Topic #9 – Church Saturation

Posted: December 19, 2007 in church

I’ve sort of been a long time fan of the “megachurch” – typically defined as a church with 2000 or more attenders in a typical week. There are many who disagree, saying you lose that close knit family feeling, it’s too impersonal, you don’t know anyone. I’ve been a part of more than enough churches of 50-150 to say with confidence that I still never knew everyone – at least not by more than name. And, really, what is a megachurch? It’s a bunch of smaller groups of people who, when gathered together, make up a really large group of people.

However, this is not really the point of this post.

I’m simply wondering if there are too many churches in our nation, our region, our state, or even our city.

Here’s what my searching has uncovered. In the “Bible Belt”, it is estimated that there are typically about 15 churches for every 10,000 residents.

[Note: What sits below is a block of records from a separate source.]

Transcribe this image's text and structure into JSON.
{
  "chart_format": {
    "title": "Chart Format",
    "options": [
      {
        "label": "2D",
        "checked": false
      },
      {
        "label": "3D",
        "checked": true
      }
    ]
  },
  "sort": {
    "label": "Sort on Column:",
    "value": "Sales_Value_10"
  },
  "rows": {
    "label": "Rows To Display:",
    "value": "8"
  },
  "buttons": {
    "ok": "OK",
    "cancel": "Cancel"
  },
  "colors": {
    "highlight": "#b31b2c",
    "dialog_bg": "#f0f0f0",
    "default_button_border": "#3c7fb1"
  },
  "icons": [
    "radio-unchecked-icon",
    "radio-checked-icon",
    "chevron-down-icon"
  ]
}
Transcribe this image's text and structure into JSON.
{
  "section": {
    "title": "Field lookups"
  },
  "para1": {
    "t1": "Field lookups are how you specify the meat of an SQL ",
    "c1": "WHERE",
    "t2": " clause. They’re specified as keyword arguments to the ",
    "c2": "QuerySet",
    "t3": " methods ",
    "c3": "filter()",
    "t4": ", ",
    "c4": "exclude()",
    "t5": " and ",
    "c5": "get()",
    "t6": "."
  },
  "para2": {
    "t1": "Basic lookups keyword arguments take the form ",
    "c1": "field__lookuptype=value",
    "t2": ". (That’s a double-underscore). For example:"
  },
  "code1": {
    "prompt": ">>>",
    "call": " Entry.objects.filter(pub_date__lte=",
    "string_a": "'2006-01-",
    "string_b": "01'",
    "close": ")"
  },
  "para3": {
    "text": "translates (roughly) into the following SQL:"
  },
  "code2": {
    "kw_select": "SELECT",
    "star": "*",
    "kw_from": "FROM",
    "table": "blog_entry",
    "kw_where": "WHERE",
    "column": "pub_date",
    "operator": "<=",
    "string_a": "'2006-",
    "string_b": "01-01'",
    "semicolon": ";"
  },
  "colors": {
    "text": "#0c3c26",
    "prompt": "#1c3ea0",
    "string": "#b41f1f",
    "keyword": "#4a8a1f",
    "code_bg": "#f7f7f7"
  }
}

This would be about 667 persons per church, if EVERY person went to church. But they don’t.

Various studies and research show that, on average, about 40-45% of Americans attend church regularly. However, most of these studies also qualify that 40-45% of Americans SAY they attend church regularly. So the true figures may be lower.

But, since we’re talking about the Bible Belt, let’s offer the benefit of the doubt, and say that 50% of the people actually do attend church. This would mean that there is a church for every 333 people who attend church. So, for the sake of balance, for every church with 50-100 attenders (of which there are many), there would be a church of 500-600. Or, which is more likely, for every 4-5 churches of 50-100, you’ve got one church of 1200-1500.

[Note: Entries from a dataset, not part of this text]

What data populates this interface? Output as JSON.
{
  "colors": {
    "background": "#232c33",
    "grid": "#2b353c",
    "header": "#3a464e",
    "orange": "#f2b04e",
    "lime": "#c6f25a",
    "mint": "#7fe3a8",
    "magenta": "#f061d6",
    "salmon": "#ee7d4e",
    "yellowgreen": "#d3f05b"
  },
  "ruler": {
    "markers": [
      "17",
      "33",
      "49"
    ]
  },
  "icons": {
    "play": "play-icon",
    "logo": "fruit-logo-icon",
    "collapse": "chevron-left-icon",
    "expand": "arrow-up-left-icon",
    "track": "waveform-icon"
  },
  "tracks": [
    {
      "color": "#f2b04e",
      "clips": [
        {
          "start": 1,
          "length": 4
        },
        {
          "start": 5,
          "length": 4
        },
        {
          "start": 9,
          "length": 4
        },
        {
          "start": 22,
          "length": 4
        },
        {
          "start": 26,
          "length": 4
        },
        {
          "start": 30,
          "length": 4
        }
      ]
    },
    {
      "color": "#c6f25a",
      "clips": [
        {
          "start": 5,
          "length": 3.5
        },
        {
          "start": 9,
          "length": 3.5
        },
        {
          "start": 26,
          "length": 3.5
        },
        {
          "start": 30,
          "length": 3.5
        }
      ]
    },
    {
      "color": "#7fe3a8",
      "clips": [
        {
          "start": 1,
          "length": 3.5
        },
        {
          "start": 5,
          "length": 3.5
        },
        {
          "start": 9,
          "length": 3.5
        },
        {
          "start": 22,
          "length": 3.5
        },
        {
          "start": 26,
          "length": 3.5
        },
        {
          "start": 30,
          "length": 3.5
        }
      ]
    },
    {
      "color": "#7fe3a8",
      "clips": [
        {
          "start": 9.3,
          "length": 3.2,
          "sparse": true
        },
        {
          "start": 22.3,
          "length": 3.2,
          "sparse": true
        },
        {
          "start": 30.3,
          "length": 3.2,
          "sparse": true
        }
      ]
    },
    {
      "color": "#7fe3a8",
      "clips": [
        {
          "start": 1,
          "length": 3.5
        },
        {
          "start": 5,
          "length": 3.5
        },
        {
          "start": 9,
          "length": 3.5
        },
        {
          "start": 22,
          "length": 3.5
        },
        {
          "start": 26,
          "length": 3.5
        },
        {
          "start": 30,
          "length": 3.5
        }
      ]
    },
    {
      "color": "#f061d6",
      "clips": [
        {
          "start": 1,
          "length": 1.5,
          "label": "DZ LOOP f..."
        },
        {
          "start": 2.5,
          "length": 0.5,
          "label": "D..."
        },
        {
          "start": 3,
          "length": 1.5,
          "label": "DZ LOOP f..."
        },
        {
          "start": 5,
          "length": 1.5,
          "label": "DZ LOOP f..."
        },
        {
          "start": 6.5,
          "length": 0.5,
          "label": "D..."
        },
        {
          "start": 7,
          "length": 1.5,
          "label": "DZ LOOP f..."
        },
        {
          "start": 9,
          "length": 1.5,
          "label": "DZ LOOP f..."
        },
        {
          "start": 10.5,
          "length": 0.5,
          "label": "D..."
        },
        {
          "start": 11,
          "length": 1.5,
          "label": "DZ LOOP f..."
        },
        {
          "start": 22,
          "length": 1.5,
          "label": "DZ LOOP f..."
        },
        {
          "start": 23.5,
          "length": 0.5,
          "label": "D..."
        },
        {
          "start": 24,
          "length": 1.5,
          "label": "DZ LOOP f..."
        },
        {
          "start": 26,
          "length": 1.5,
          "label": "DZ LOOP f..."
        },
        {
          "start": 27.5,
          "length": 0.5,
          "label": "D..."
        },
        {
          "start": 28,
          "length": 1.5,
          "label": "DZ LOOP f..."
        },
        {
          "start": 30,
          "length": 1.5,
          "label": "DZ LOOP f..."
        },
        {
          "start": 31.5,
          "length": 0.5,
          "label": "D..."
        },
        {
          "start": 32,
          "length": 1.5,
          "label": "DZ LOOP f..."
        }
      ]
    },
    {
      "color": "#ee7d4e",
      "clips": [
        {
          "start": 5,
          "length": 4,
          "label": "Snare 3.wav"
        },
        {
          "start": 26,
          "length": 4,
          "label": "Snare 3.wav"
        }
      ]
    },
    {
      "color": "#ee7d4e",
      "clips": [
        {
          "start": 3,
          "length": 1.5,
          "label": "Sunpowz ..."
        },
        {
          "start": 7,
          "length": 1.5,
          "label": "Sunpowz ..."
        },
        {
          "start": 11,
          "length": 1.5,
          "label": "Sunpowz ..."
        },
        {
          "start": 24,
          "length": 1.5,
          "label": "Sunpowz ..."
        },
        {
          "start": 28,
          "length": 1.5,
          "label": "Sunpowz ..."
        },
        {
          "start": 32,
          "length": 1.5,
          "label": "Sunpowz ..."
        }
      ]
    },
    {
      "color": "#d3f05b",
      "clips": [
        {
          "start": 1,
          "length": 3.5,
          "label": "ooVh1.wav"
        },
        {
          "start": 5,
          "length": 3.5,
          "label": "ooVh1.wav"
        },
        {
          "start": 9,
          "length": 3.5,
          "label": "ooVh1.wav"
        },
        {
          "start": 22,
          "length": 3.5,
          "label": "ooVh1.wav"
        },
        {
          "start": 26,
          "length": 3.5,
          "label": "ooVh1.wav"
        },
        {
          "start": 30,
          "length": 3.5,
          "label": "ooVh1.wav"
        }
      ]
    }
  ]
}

Now, are big churches better than small churches? No. Are small ones better than big ones? No. But this over-saturation of churches concerns me. It seems to speak to a greater & deeper division among Christians who, rather than coming together, pooling their gifts and resources, experiencing in the unifying power of large corporate worship, and living in dynamic faith communities, would rather build their own church with their own people who like to do things their own way.

And – at least to me – this just doesn’t seem healthy.

PS – Did I mention that most STATES in the Bible Belt each have over 100 different divisions/denominations of churches to choose from throughout the state? That’s amazing, but a totally different discussion for another day.